A flash of pain washed over Howard’s face. “Grease, you and Angel need to make a list of every place Bobert could have put something, probably the size of a pallet container.”
I shook my head. “I was only with Robert two weeks of the month; he could have put things anywhere when I wasn’t around. The only place I ever stayed was at the house on Komi Key. Other than that, I was on the boat here.”
“Who did you sell the Key to?”
“Wing Ho Development. I don’t think they’ve ever done anything with it, they just bought up a bunch of little islands for investment.”
“Christ, I hope it isn’t a PLA cover. I’m going to ask Evie to find a way to buy that island back through one of her front companies, just in case.”

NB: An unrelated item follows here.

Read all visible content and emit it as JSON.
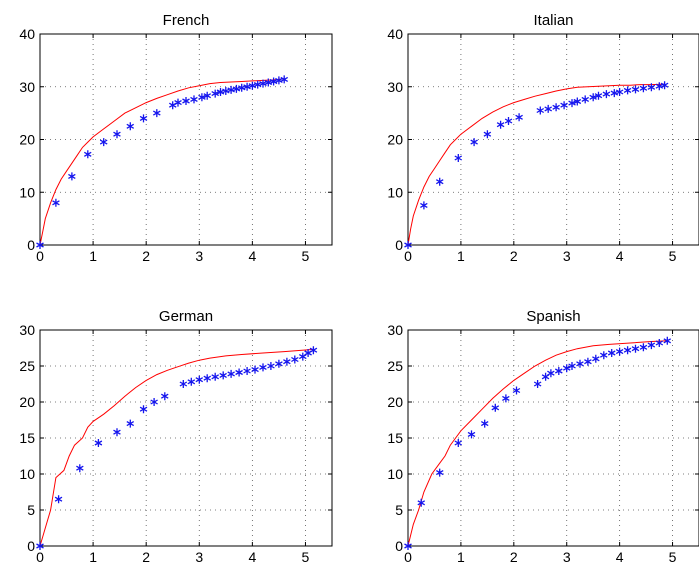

We’d made almost seven million dollars from the sale of the island, but for Evie, that would be like a normal person buying a candy bar. Even if it wasn’t, she’d do it for Howard.
Chief pulled out his notebook and flipped it open, pulling out a chart that had the Key on it. “Not much area to hide a pallet container on, really just the house and a couple small beaches. I’ll have my guys keep an eye on it. We’ll have to watch visitors. Six guys, probably mercenaries, won’t be too hard to spot.”